Engineers have an obligation to communicate risk accurately. This means:

• Quantify when possible. "There is a 1-in-10,000 probability of failure per mission" is better than "it's very safe."
• Acknowledge uncertainty. "Our analysis assumes the following conditions; if those conditions are not met, the risk increases."
• Use the right audience model. Risk communication to fellow engineers, to management, and to the public requires different levels of technical detail and different framing.
• Never understate risk to protect a schedule. This is the Challenger lesson.

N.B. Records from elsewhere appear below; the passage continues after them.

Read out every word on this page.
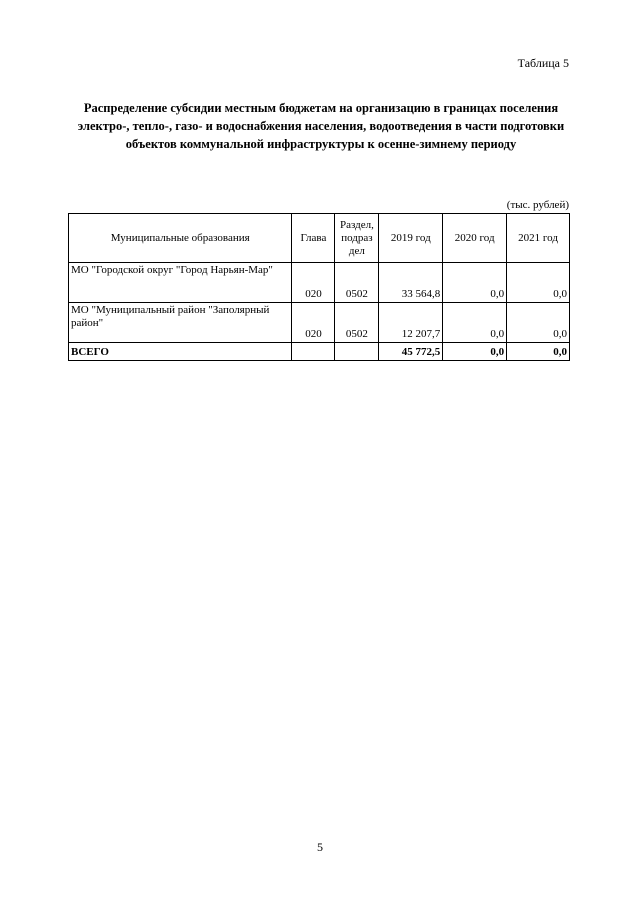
Таблица 5
Распределение субсидии местным бюджетам на организацию в границах поселения электро-, тепло-, газо- и водоснабжения населения, водоотведения в части подготовки объектов коммунальной инфраструктуры к осенне-зимнему периоду
(тыс. рублей)
Муниципальные образования	Глава	Раздел, подраз дел	2019 год	2020 год	2021 год
МО "Городской округ "Город Нарьян-Мар"	020	0502	33 564,8	0,0	0,0
МО "Муниципальный район "Заполярный район"	020	0502	12 207,7	0,0	0,0
ВСЕГО			45 772,5	0,0	0,0
5
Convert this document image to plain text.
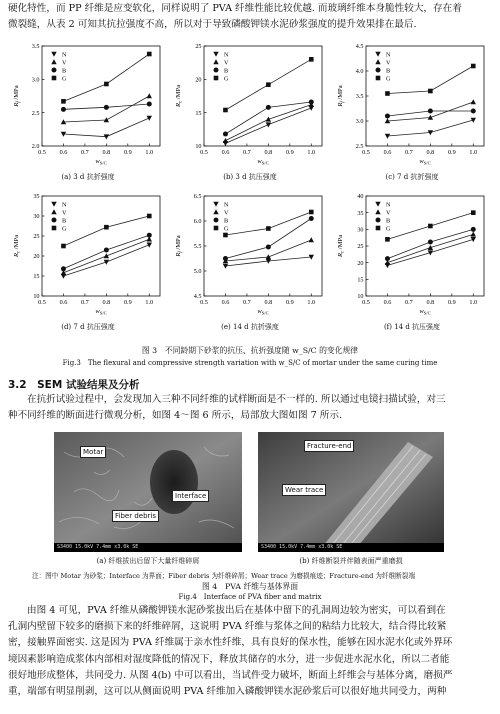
硬化特性，而 PP 纤维是应变软化，同样说明了 PVA 纤维性能比较优越. 而玻璃纤维本身脆性较大，存在着
微裂缝，从表 2 可知其抗拉强度不高，所以对于导致磷酸钾镁水泥砂浆强度的提升效果排在最后.
0.5 0.6 0.7 0.8 0.9 1.0
2.0
2.5
3.0
3.5
$R_f$ /MPa
$w_{S/C}$
N
V
B
G
(a) 3 d 抗折强度
0.5 0.6 0.7 0.8 0.9 1.0
10
15
20
25
$R_c$ /MPa
$w_{S/C}$
N
V
B
G
(b) 3 d 抗压强度
0.5 0.6 0.7 0.8 0.9 1.0
2.5
3.0
3.5
4.0
4.5
$R_f$ /MPa
$w_{S/C}$
N
V
B
G
(c) 7 d 抗折强度
0.5 0.6 0.7 0.8 0.9 1.0
10
15
20
25
30
35
$R_c$ /MPa
$w_{S/C}$
N
V
B
G
(d) 7 d 抗压强度
0.5 0.6 0.7 0.8 0.9 1.0
4.5
5.0
5.5
6.0
6.5
$R_f$ /MPa
$w_{S/C}$
N
V
B
G
(e) 14 d 抗折强度
0.5 0.6 0.7 0.8 0.9 1.0
10
15
20
25
30
35
40
$R_c$ /MPa
$w_{S/C}$
N
V
B
G
(f) 14 d 抗压强度
图 3　不同龄期下砂浆的抗压、抗折强度随 w_S/C 的变化规律
Fig.3　The flexural and compressive strength variation with w_S/C of mortar under the same curing time
3.2　SEM 试验结果及分析
在抗折试验过程中，会发现加入三种不同纤维的试样断面是不一样的. 所以通过电镜扫描试验，对三
种不同纤维的断面进行微观分析，如图 4～图 6 所示，局部放大图如图 7 所示.
Motar
Interface
Fiber debris
S3400 15.0kV 7.4mm x3.0k SE
Fracture-end
Wear trace
S3400 15.0kV 7.4mm x3.0k SE
(a) 纤维拔出后留下大量纤维碎屑	(b) 纤维断裂并伴随表面严重磨损
注：图中 Motar 为砂浆；Interface 为界面；Fiber debris 为纤维碎屑；Wear trace 为磨损痕迹；Fracture-end 为纤维断裂端
图 4　PVA 纤维与基体界面
Fig.4　Interface of PVA fiber and matrix
由图 4 可见，PVA 纤维从磷酸钾镁水泥砂浆拔出后在基体中留下的孔洞周边较为密实，可以看到在
孔洞内壁留下较多的磨损下来的纤维碎屑，这说明 PVA 纤维与浆体之间的粘结力比较大，结合得比较紧
密，接触界面密实. 这是因为 PVA 纤维属于亲水性纤维，具有良好的保水性，能够在因水泥水化或外界环
境因素影响造成浆体内部相对湿度降低的情况下，释放其储存的水分，进一步促进水泥水化，所以二者能
很好地形成整体，共同受力. 从图 4(b) 中可以看出，当试件受力破坏，断面上纤维会与基体分离，磨损严
重，端部有明显削剥，这可以从侧面说明 PVA 纤维加入磷酸钾镁水泥砂浆后可以很好地共同受力，两种
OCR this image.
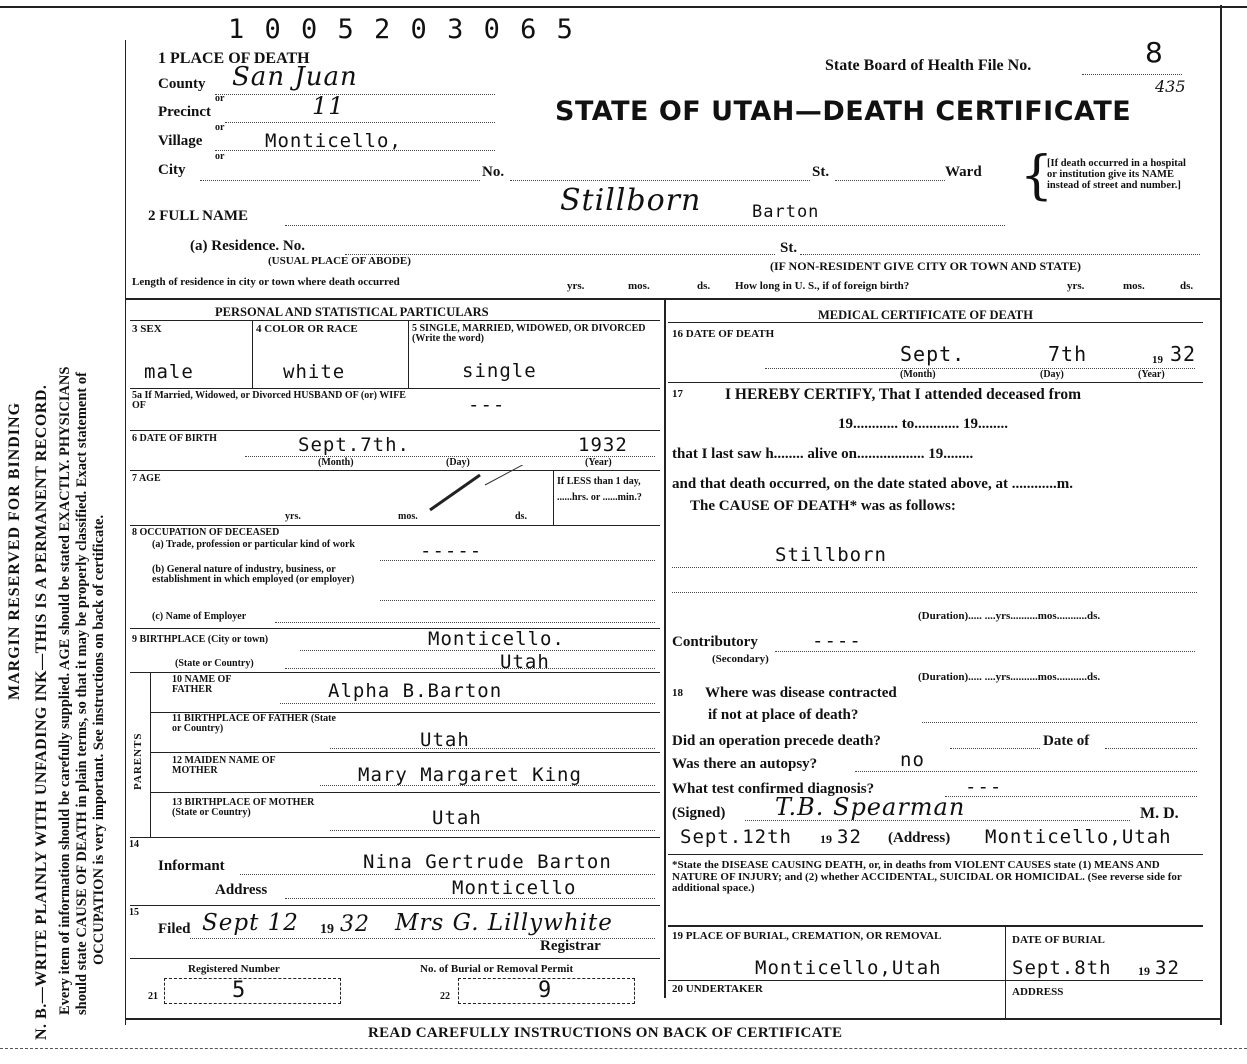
MARGIN RESERVED FOR BINDING N. B.—WRITE PLAINLY WITH UNFADING INK—THIS IS A PERMANENT RECORD. Every item of information should be carefully supplied. AGE should be stated EXACTLY. PHYSICIANS should state CAUSE OF DEATH in plain terms, so that it may be properly classified. Exact statement of OCCUPATION is very important. See instructions on back of certificate.
1 0 0 5 2 0 3 0 6 5
State Board of Health File No.	8
435
STATE OF UTAH—DEATH CERTIFICATE
1 PLACE OF DEATH
County San Juan
or
Precinct	11
or
Village	Monticello,
or
City	No.	St.	Ward {
[If death occurred in a hospital or institution give its NAME instead of street and number.]
2 FULL NAME	Stillborn	Barton
(a) Residence. No.	St.
(USUAL PLACE OF ABODE)	(IF NON-RESIDENT GIVE CITY OR TOWN AND STATE)
Length of residence in city or town where death occurred	yrs.	mos.	ds. How long in U. S., if of foreign birth?	yrs.	mos.	ds.
PERSONAL AND STATISTICAL PARTICULARS
3 SEX	4 COLOR OR RACE	5 SINGLE, MARRIED, WIDOWED, OR DIVORCED (Write the word)
male	white	single
5a If Married, Widowed, or Divorced HUSBAND OF (or) WIFE OF	---
6 DATE OF BIRTH	Sept.7th.	1932
(Month)	(Day)	(Year)
7 AGE	If LESS than 1 day, ......hrs. or ......min.?
yrs.	mos.	ds.
8 OCCUPATION OF DECEASED
(a) Trade, profession or particular kind of work	-----
(b) General nature of industry, business, or establishment in which employed (or employer)
(c) Name of Employer
9 BIRTHPLACE (City or town)	Monticello.
(State or Country)	Utah
PARENTS
10 NAME OF FATHER	Alpha B.Barton
11 BIRTHPLACE OF FATHER (State or Country)
Utah
12 MAIDEN NAME OF MOTHER	Mary Margaret King
13 BIRTHPLACE OF MOTHER (State or Country)	Utah
14
Informant	Nina Gertrude Barton
Address	Monticello
15
Filed Sept 12 19 32 Mrs G. Lillywhite
Registrar
Registered Number	No. of Burial or Removal Permit
21	5	22	9
MEDICAL CERTIFICATE OF DEATH
16 DATE OF DEATH
Sept.	7th	19 32
(Month)	(Day)	(Year)
17	I HEREBY CERTIFY, That I attended deceased from
19............ to............ 19........
that I last saw h........ alive on.................. 19........
and that death occurred, on the date stated above, at ............m.
The CAUSE OF DEATH* was as follows:
Stillborn
(Duration)..... ....yrs..........mos...........ds.
Contributory	----
(Secondary)
(Duration)..... ....yrs..........mos...........ds.
18 Where was disease contracted
if not at place of death?
Did an operation precede death?	Date of
Was there an autopsy?	no
What test confirmed diagnosis?	---
(Signed) T.B. Spearman	M. D.
Sept.12th 19 32 (Address) Monticello,Utah
*State the DISEASE CAUSING DEATH, or, in deaths from VIOLENT CAUSES state (1) MEANS AND NATURE OF INJURY; and (2) whether ACCIDENTAL, SUICIDAL OR HOMICIDAL. (See reverse side for additional space.)
19 PLACE OF BURIAL, CREMATION, OR REMOVAL
Monticello,Utah
DATE OF BURIAL
Sept.8th 19 32
20 UNDERTAKER	ADDRESS
READ CAREFULLY INSTRUCTIONS ON BACK OF CERTIFICATE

Factor of Safety as Ethical Decision

The factor of safety (structural-analysis skill) is simultaneously a technical and ethical choice. A low FOS reduces cost but increases risk. A high FOS increases safety but consumes more resources. The engineer who selects the FOS is making a value judgment about the acceptable probability of harm, informed by codes but ultimately an exercise of professional judgment.

Inclusive Design

Engineering ethics extends beyond preventing catastrophic failure to ensuring that designs serve all users:

• Accessibility. Curb cuts, automatic doors, visual and auditory signals in elevators.
• Universal design. Products usable by people with the widest range of abilities, without adaptation.
• Environmental justice. Infrastructure decisions affect communities unequally. Siting a waste facility in a low-income neighborhood may be economically efficient but ethically problematic.

Cross-References

• brunel agent: Design review leadership where ethical issues surface. CAPCOM responsibility for safety decisions.
• roebling agent: Structural safety in public infrastructure. Brooklyn Bridge completion as an example of perseverance under adversity.
• johnson-k agent: NASA safety culture, mission risk assessment, and the lessons of Challenger and Columbia.
• design-process skill: Ethics integrated into design reviews (SRR, PDR, CDR).
• systems-engineering skill: Configuration management and change control as safety mechanisms.
• structural-analysis skill: Factor of safety as an ethical decision.
• technical-communication skill: Risk communication and the obligation to present data clearly.

References

• NSPE. (2019). NSPE Code of Ethics for Engineers. National Society of Professional Engineers.
• Vaughan, D. (1996). The Challenger Launch Decision: Risky Technology, Culture, and Deviance at NASA. University of Chicago Press.
• CAIB. (2003). Columbia Accident Investigation Board Report. NASA.
• Leveson, N. G., & Turner, C. S. (1993). "An Investigation of the Therac-25 Accidents." IEEE Computer, 26(7), 18-41.
• Petroski, H. (1985). To Engineer Is Human: The Role of Failure in Successful Design. St. Martin's Press.
• Harris, C. E., Pritchard, M. S., Rabins, M. J., James, R., & Englehardt, E. (2019). Engineering Ethics: Concepts and Cases. 6th edition. Cengage.
• Martin, M. W., & Schinzinger, R. (2010). Introduction to Engineering Ethics. 2nd edition. McGraw-Hill.